After discovering I was from the States, people would ask all the time, ‘Isn’t it so different? Why would you ever come back? Indonesia is so out of date.’
But that’s what bothered me. With its air-conditioned trains, rowdy buses, and the convenience stores that ran like clockwork, the terrible traffic and glitzy upscale restaurants and bookshops, Indonesia often felt just like home. Faster and more modern, even. There were plenty of cities, and Wi-Fi hotspots and cellphones were everywhere. Whenever I looked out the window, its visage was completely unrecognisable from the humble pastoral images I’d been fed – and to my surprise, this angered me.
It took me nearly a year to come to terms with the strange disappointment I felt. I’d come to Indonesia thinking I could share my knowledge, my English, my ‘cultured’ perspectives and that, in doing so, I could save myself. But I was not saving anyone by coming home. Indonesia didn’t need saving in the first place. Indonesia didn’t need me at all.
*
For months I avoided the supermarket, mostly because it was where I felt most strongly that the world I’d arrived in was indifferent to my presence. I was not special. I was not brilliant. And neither was Indonesia. I struggled to find wonder at every turn, and forced myself to climb the steps of Borobudur and visit water temples and shovel ‘authentic’ food into my mouth in my search for the country I’d dreamt of. The frustration felt good, like I was making progress against old feelings of inadequacy.
But I kept returning to that same question: where does Indonesia unfold?
Had I been searching in the wrong places?
*
The trips I went on and choices I made – everything down to the way I spoke and behaved – were performances; hollow caricatures of the life I’d expected to live. Denial is strong and sharp; it took me months to acknowledge that, out of my own desire to feel unique, I’d used Indonesia to romanticise myself.

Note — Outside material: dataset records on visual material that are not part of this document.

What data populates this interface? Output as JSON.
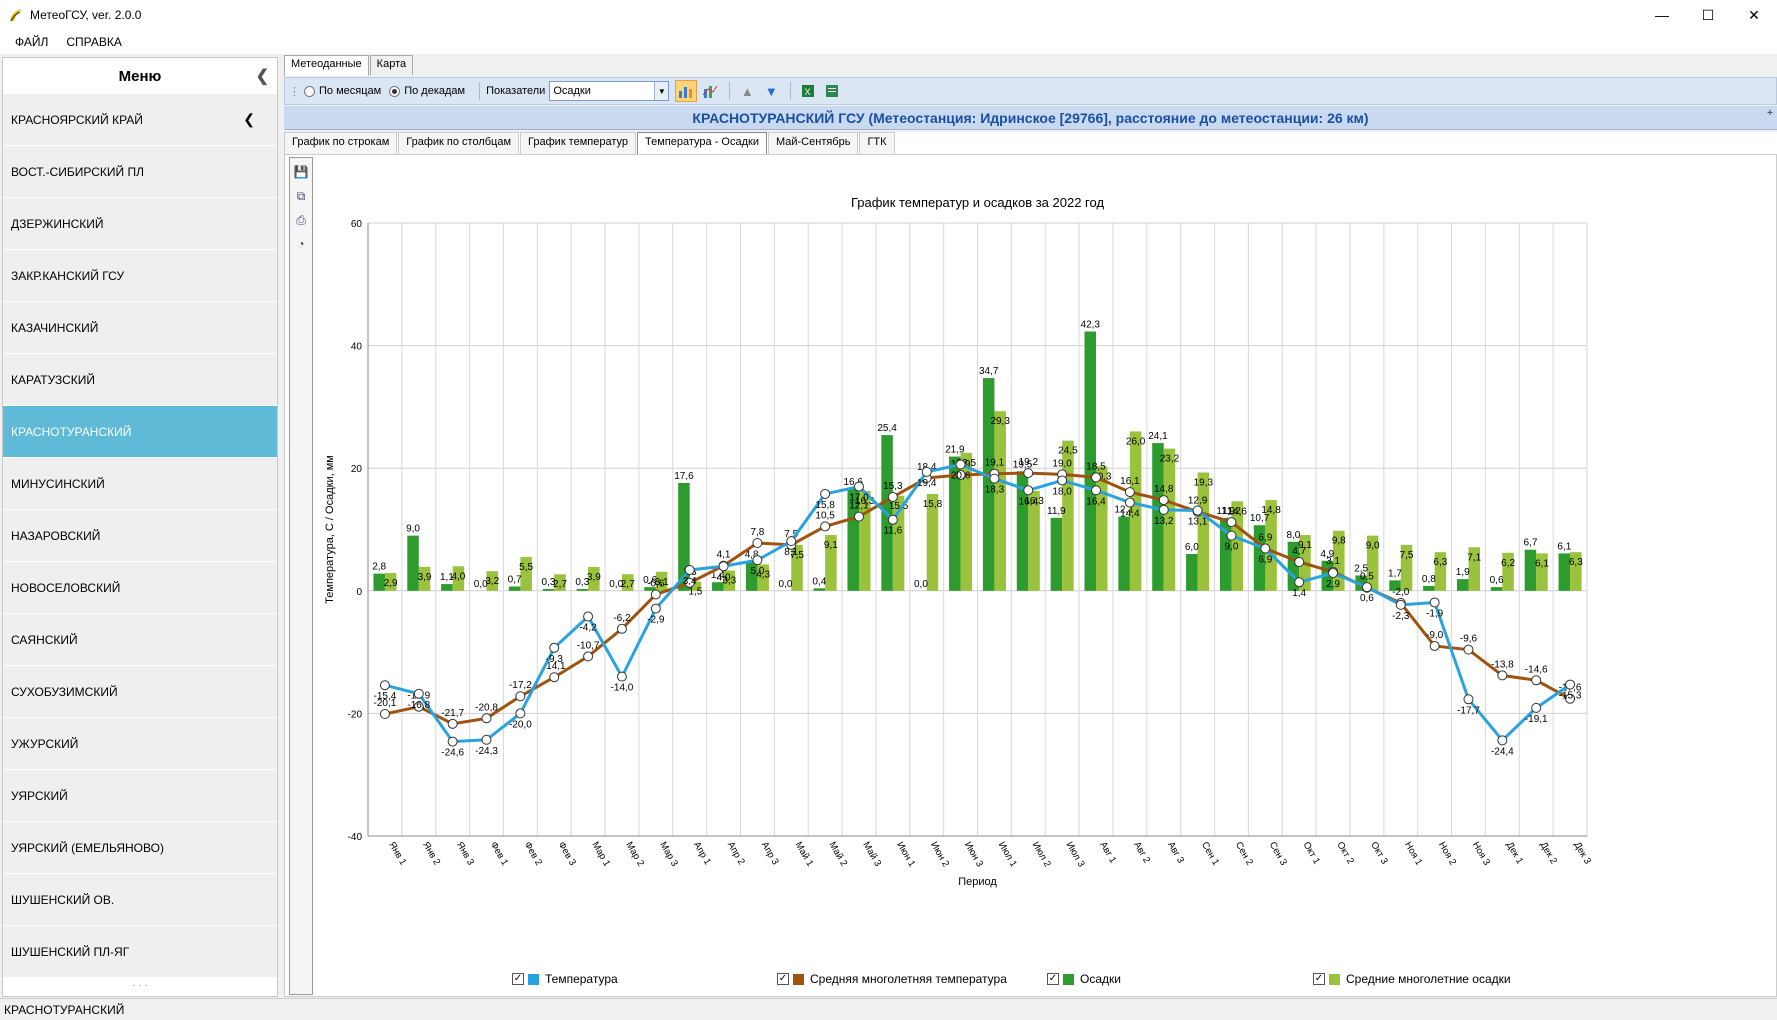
{
  "window": {
    "title": "МетеоГСУ, ver. 2.0.0"
  },
  "menu": {
    "file": "ФАЙЛ",
    "help": "СПРАВКА"
  },
  "sidebar": {
    "title": "Меню",
    "items": [
      {
        "label": "КРАСНОЯРСКИЙ КРАЙ"
      },
      {
        "label": "ВОСТ.-СИБИРСКИЙ ПЛ"
      },
      {
        "label": "ДЗЕРЖИНСКИЙ"
      },
      {
        "label": "ЗАКР.КАНСКИЙ ГСУ"
      },
      {
        "label": "КАЗАЧИНСКИЙ"
      },
      {
        "label": "КАРАТУЗСКИЙ"
      },
      {
        "label": "КРАСНОТУРАНСКИЙ"
      },
      {
        "label": "МИНУСИНСКИЙ"
      },
      {
        "label": "НАЗАРОВСКИЙ"
      },
      {
        "label": "НОВОСЕЛОВСКИЙ"
      },
      {
        "label": "САЯНСКИЙ"
      },
      {
        "label": "СУХОБУЗИМСКИЙ"
      },
      {
        "label": "УЖУРСКИЙ"
      },
      {
        "label": "УЯРСКИЙ"
      },
      {
        "label": "УЯРСКИЙ (ЕМЕЛЬЯНОВО)"
      },
      {
        "label": "ШУШЕНСКИЙ ОВ."
      },
      {
        "label": "ШУШЕНСКИЙ ПЛ-ЯГ"
      }
    ]
  },
  "tabs": [
    "Метеоданные",
    "Карта"
  ],
  "toolbar": {
    "by_month": "По месяцам",
    "by_decade": "По декадам",
    "indicators": "Показатели",
    "selected": "Осадки"
  },
  "station": "КРАСНОТУРАНСКИЙ ГСУ (Метеостанция: Идринское [29766], расстояние до метеостанции: 26 км)",
  "subtabs": [
    "График по строкам",
    "График по столбцам",
    "График температур",
    "Температура - Осадки",
    "Май-Сентябрь",
    "ГТК"
  ],
  "status": "КРАСНОТУРАНСКИЙ",
  "colors": {
    "temp": "#29a3dd",
    "avg_temp": "#a0520f",
    "precip": "#2e9b2e",
    "avg_precip": "#9ac23c"
  },
  "chart_data": {
    "type": "bar",
    "title": "График температур и осадков за 2022 год",
    "xlabel": "Период",
    "ylabel": "Температура, С / Осадки, мм",
    "ylim": [
      -40,
      60
    ],
    "yticks": [
      -40,
      -20,
      0,
      20,
      40,
      60
    ],
    "categories": [
      "Янв 1",
      "Янв 2",
      "Янв 3",
      "Фев 1",
      "Фев 2",
      "Фев 3",
      "Мар 1",
      "Мар 2",
      "Мар 3",
      "Апр 1",
      "Апр 2",
      "Апр 3",
      "Май 1",
      "Май 2",
      "Май 3",
      "Июн 1",
      "Июн 2",
      "Июн 3",
      "Июл 1",
      "Июл 2",
      "Июл 3",
      "Авг 1",
      "Авг 2",
      "Авг 3",
      "Сен 1",
      "Сен 2",
      "Сен 3",
      "Окт 1",
      "Окт 2",
      "Окт 3",
      "Ноя 1",
      "Ноя 2",
      "Ноя 3",
      "Дек 1",
      "Дек 2",
      "Дек 3"
    ],
    "series": [
      {
        "name": "Температура",
        "values": [
          -15.4,
          -16.8,
          -24.6,
          -24.3,
          -20.0,
          -9.3,
          -4.2,
          -14.0,
          -2.9,
          3.4,
          4.0,
          5.0,
          8.1,
          15.8,
          17.0,
          11.6,
          19.4,
          20.6,
          18.3,
          16.4,
          18.0,
          16.4,
          14.4,
          13.2,
          13.1,
          9.0,
          6.9,
          1.4,
          2.9,
          0.6,
          -2.3,
          -1.9,
          -17.7,
          -24.4,
          -19.1,
          -15.3
        ]
      },
      {
        "name": "Средняя многолетняя температура",
        "values": [
          -20.1,
          -18.9,
          -21.7,
          -20.8,
          -17.2,
          -14.1,
          -10.7,
          -6.2,
          -0.6,
          1.3,
          4.1,
          7.8,
          7.5,
          10.5,
          12.1,
          15.3,
          18.4,
          18.9,
          19.1,
          19.2,
          19.0,
          18.5,
          16.1,
          14.8,
          12.9,
          11.2,
          6.9,
          4.7,
          3.1,
          0.5,
          -2.0,
          -9.0,
          -9.6,
          -13.8,
          -14.6,
          -17.6
        ]
      },
      {
        "name": "Осадки",
        "values": [
          2.8,
          9.0,
          1.1,
          0.0,
          0.7,
          0.3,
          0.3,
          0.0,
          0.6,
          17.6,
          1.4,
          4.8,
          0.0,
          0.4,
          16.6,
          25.4,
          0.0,
          21.9,
          34.7,
          19.5,
          11.9,
          42.3,
          12.1,
          24.1,
          6.0,
          11.9,
          10.7,
          8.0,
          4.9,
          2.5,
          1.7,
          0.8,
          1.9,
          0.6,
          6.7,
          6.1
        ]
      },
      {
        "name": "Средние многолетние осадки",
        "values": [
          2.9,
          3.9,
          4.0,
          3.2,
          5.5,
          2.7,
          3.9,
          2.7,
          3.1,
          1.5,
          3.3,
          4.3,
          7.5,
          9.1,
          16.3,
          15.5,
          15.8,
          22.5,
          29.3,
          16.3,
          24.5,
          20.3,
          26.0,
          23.2,
          19.3,
          14.6,
          14.8,
          9.1,
          9.8,
          9.0,
          7.5,
          6.3,
          7.1,
          6.2,
          6.1,
          6.3
        ]
      }
    ]
  }
}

I’d come to Indonesia thinking I could share my knowledge, my English, my ‘cultured’ perspectives. But I was not saving anyone by coming home. Indonesia didn’t need me at all.
Coming to terms with one’s identity requires seeing with eyes unclouded. The countries you claim are not perfect; they are rife with history and conflicts large and small – their pasts are bloody, their people make mistakes, prejudice lives on. This is as true of Indonesia as it is of America, or Australia, or any other country. The fact that they are different does not absolve them of wrongdoing; it also doesn’t mean they’re inherently bad.
*
In recent months we’ve done our daily grocery shopping at the pasar, but if I encounter a supermarket’s sprawling aisles I will often wander inside.

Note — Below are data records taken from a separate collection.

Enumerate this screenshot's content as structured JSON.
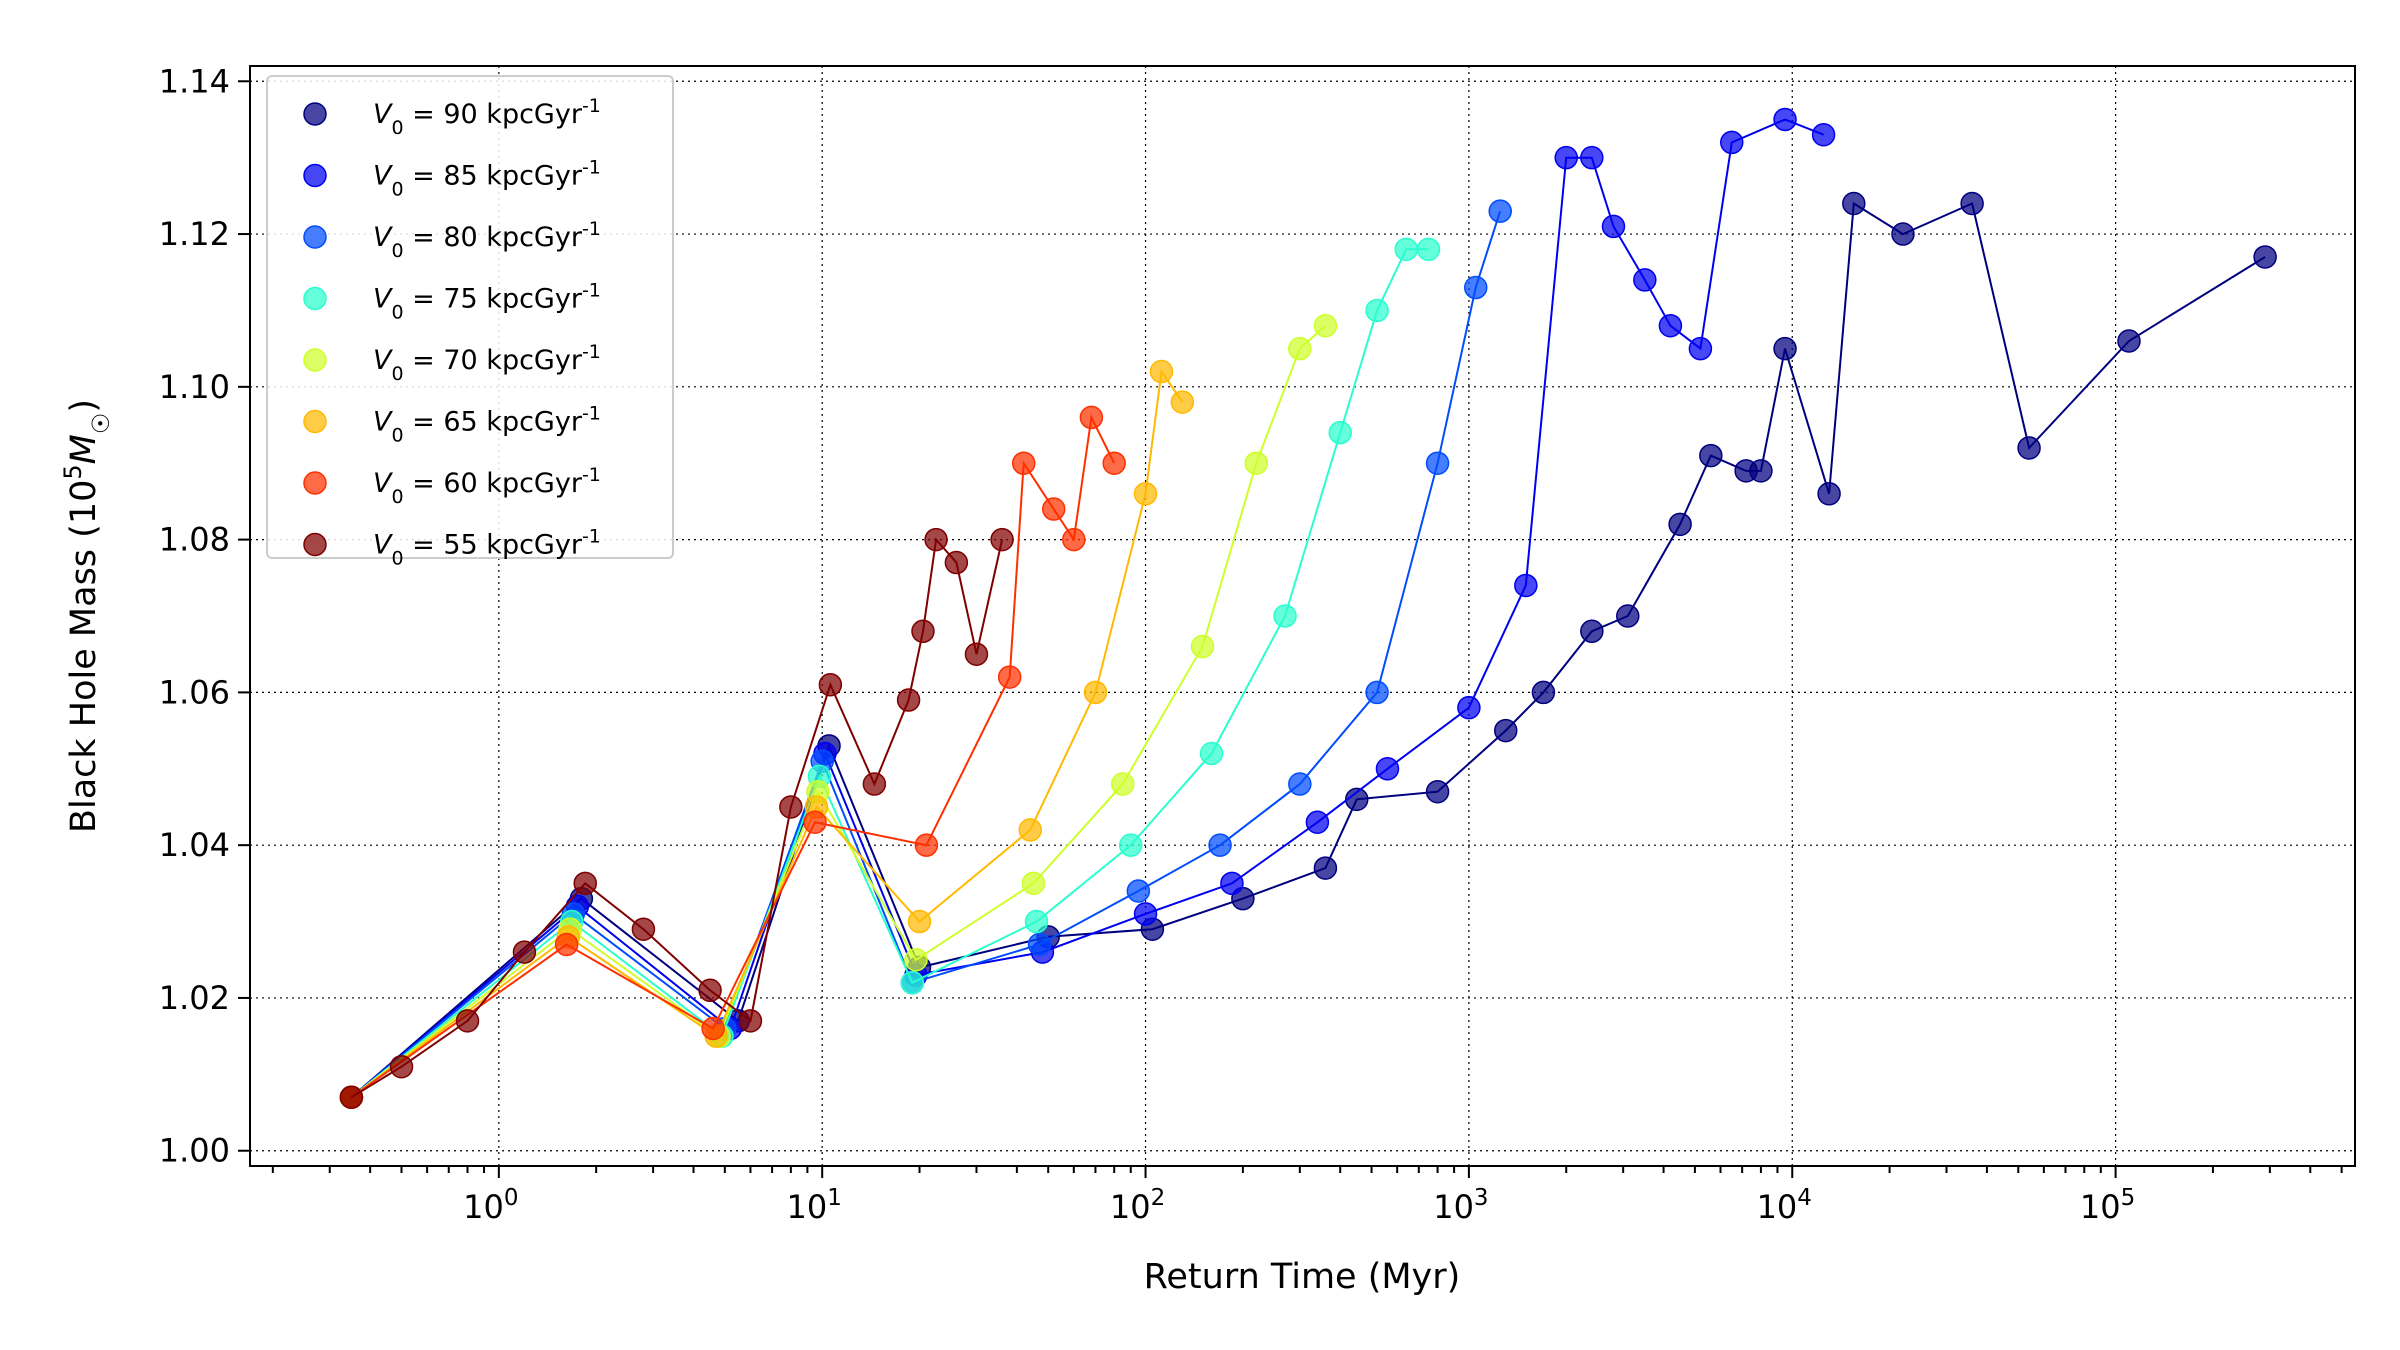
{
  "chart_data": {
    "type": "scatter",
    "xlabel": "Return Time (Myr)",
    "ylabel": "Black Hole Mass (10^5 M_☉)",
    "xscale": "log",
    "xlim": [
      0.17,
      550000
    ],
    "ylim": [
      0.998,
      1.142
    ],
    "xticks": [
      1,
      10,
      100,
      1000,
      10000,
      100000
    ],
    "xtick_labels": [
      {
        "base": "10",
        "exp": "0"
      },
      {
        "base": "10",
        "exp": "1"
      },
      {
        "base": "10",
        "exp": "2"
      },
      {
        "base": "10",
        "exp": "3"
      },
      {
        "base": "10",
        "exp": "4"
      },
      {
        "base": "10",
        "exp": "5"
      }
    ],
    "yticks": [
      1.0,
      1.02,
      1.04,
      1.06,
      1.08,
      1.1,
      1.12,
      1.14
    ],
    "ytick_labels": [
      "1.00",
      "1.02",
      "1.04",
      "1.06",
      "1.08",
      "1.10",
      "1.12",
      "1.14"
    ],
    "grid": true,
    "legend_position": "top-left",
    "series": [
      {
        "name": "V_0 = 90 kpcGyr^-1",
        "v0": 90,
        "color": "#00007f",
        "points": [
          [
            0.35,
            1.007
          ],
          [
            1.8,
            1.033
          ],
          [
            5.5,
            1.017
          ],
          [
            10.5,
            1.053
          ],
          [
            20,
            1.024
          ],
          [
            50,
            1.028
          ],
          [
            105,
            1.029
          ],
          [
            200,
            1.033
          ],
          [
            360,
            1.037
          ],
          [
            450,
            1.046
          ],
          [
            800,
            1.047
          ],
          [
            1300,
            1.055
          ],
          [
            1700,
            1.06
          ],
          [
            2400,
            1.068
          ],
          [
            3100,
            1.07
          ],
          [
            4500,
            1.082
          ],
          [
            5600,
            1.091
          ],
          [
            7200,
            1.089
          ],
          [
            8000,
            1.089
          ],
          [
            9500,
            1.105
          ],
          [
            13000,
            1.086
          ],
          [
            15500,
            1.124
          ],
          [
            22000,
            1.12
          ],
          [
            36000,
            1.124
          ],
          [
            54000,
            1.092
          ],
          [
            110000,
            1.106
          ],
          [
            290000,
            1.117
          ]
        ]
      },
      {
        "name": "V_0 = 85 kpcGyr^-1",
        "v0": 85,
        "color": "#0000f1",
        "points": [
          [
            0.35,
            1.007
          ],
          [
            1.75,
            1.032
          ],
          [
            5.2,
            1.016
          ],
          [
            10.2,
            1.052
          ],
          [
            19.5,
            1.023
          ],
          [
            48,
            1.026
          ],
          [
            100,
            1.031
          ],
          [
            185,
            1.035
          ],
          [
            340,
            1.043
          ],
          [
            560,
            1.05
          ],
          [
            1000,
            1.058
          ],
          [
            1500,
            1.074
          ],
          [
            2000,
            1.13
          ],
          [
            2400,
            1.13
          ],
          [
            2800,
            1.121
          ],
          [
            3500,
            1.114
          ],
          [
            4200,
            1.108
          ],
          [
            5200,
            1.105
          ],
          [
            6500,
            1.132
          ],
          [
            9500,
            1.135
          ],
          [
            12500,
            1.133
          ]
        ]
      },
      {
        "name": "V_0 = 80 kpcGyr^-1",
        "v0": 80,
        "color": "#004cff",
        "points": [
          [
            0.35,
            1.007
          ],
          [
            1.7,
            1.031
          ],
          [
            5.0,
            1.016
          ],
          [
            10.0,
            1.051
          ],
          [
            19,
            1.022
          ],
          [
            47,
            1.027
          ],
          [
            95,
            1.034
          ],
          [
            170,
            1.04
          ],
          [
            300,
            1.048
          ],
          [
            520,
            1.06
          ],
          [
            800,
            1.09
          ],
          [
            1050,
            1.113
          ],
          [
            1250,
            1.123
          ]
        ]
      },
      {
        "name": "V_0 = 75 kpcGyr^-1",
        "v0": 75,
        "color": "#29ffce",
        "points": [
          [
            0.35,
            1.007
          ],
          [
            1.68,
            1.03
          ],
          [
            4.9,
            1.015
          ],
          [
            9.8,
            1.049
          ],
          [
            19,
            1.022
          ],
          [
            46,
            1.03
          ],
          [
            90,
            1.04
          ],
          [
            160,
            1.052
          ],
          [
            270,
            1.07
          ],
          [
            400,
            1.094
          ],
          [
            520,
            1.11
          ],
          [
            640,
            1.118
          ],
          [
            750,
            1.118
          ]
        ]
      },
      {
        "name": "V_0 = 70 kpcGyr^-1",
        "v0": 70,
        "color": "#ceff29",
        "points": [
          [
            0.35,
            1.007
          ],
          [
            1.66,
            1.029
          ],
          [
            4.8,
            1.015
          ],
          [
            9.7,
            1.047
          ],
          [
            19.5,
            1.025
          ],
          [
            45,
            1.035
          ],
          [
            85,
            1.048
          ],
          [
            150,
            1.066
          ],
          [
            220,
            1.09
          ],
          [
            300,
            1.105
          ],
          [
            360,
            1.108
          ]
        ]
      },
      {
        "name": "V_0 = 65 kpcGyr^-1",
        "v0": 65,
        "color": "#ffb900",
        "points": [
          [
            0.35,
            1.007
          ],
          [
            1.64,
            1.028
          ],
          [
            4.7,
            1.015
          ],
          [
            9.6,
            1.045
          ],
          [
            20,
            1.03
          ],
          [
            44,
            1.042
          ],
          [
            70,
            1.06
          ],
          [
            100,
            1.086
          ],
          [
            112,
            1.102
          ],
          [
            130,
            1.098
          ]
        ]
      },
      {
        "name": "V_0 = 60 kpcGyr^-1",
        "v0": 60,
        "color": "#ff3000",
        "points": [
          [
            0.35,
            1.007
          ],
          [
            1.62,
            1.027
          ],
          [
            4.6,
            1.016
          ],
          [
            9.5,
            1.043
          ],
          [
            21,
            1.04
          ],
          [
            38,
            1.062
          ],
          [
            42,
            1.09
          ],
          [
            52,
            1.084
          ],
          [
            60,
            1.08
          ],
          [
            68,
            1.096
          ],
          [
            80,
            1.09
          ]
        ]
      },
      {
        "name": "V_0 = 55 kpcGyr^-1",
        "v0": 55,
        "color": "#7f0000",
        "points": [
          [
            0.35,
            1.007
          ],
          [
            0.5,
            1.011
          ],
          [
            0.8,
            1.017
          ],
          [
            1.2,
            1.026
          ],
          [
            1.85,
            1.035
          ],
          [
            2.8,
            1.029
          ],
          [
            4.5,
            1.021
          ],
          [
            6.0,
            1.017
          ],
          [
            8.0,
            1.045
          ],
          [
            10.6,
            1.061
          ],
          [
            14.5,
            1.048
          ],
          [
            18.5,
            1.059
          ],
          [
            20.5,
            1.068
          ],
          [
            22.5,
            1.08
          ],
          [
            26,
            1.077
          ],
          [
            30,
            1.065
          ],
          [
            36,
            1.08
          ]
        ]
      }
    ]
  }
}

Hypnotised by the neatly-arranged disarray and the overwhelming variety, I often find myself among the Kellogg’s cereals, reading the nutritional values. I embrace the ordinariness of their presence: the numbers; the sound of the rattling contents; everything down to their cardboard boxes. They remind me, perfectly, of my past selves.
Living requires no great deception on our part, really: it’s simply a matter of resisting the notion that we must be extraordinary in order to be worthy of who we are. A bloodline may make you royal, but it does not imbue you with a kind heart. Several countries may flutter within your chest, but they do not grant you transcendence.

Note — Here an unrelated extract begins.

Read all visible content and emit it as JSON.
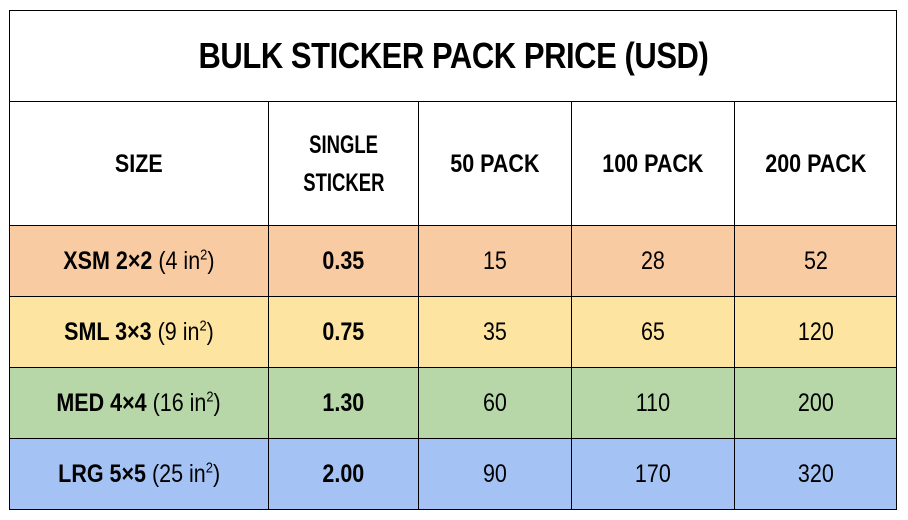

With the passage of years Indonesia’s dust has settled in my mind. Every few days we stop by Indomaret to buy sliced bread, some Teh Kotak, a few bags of potato chips. We dip our feet into the community swimming pool when we’re lucky, and watch the news with mild apprehension. Some evenings we’ll cook the recipes I’ve finally learnt from my grandmother, and other nights we order McDelivery. The little details have changed, but the overarching story – a family doing its best in an uncertain world – does not.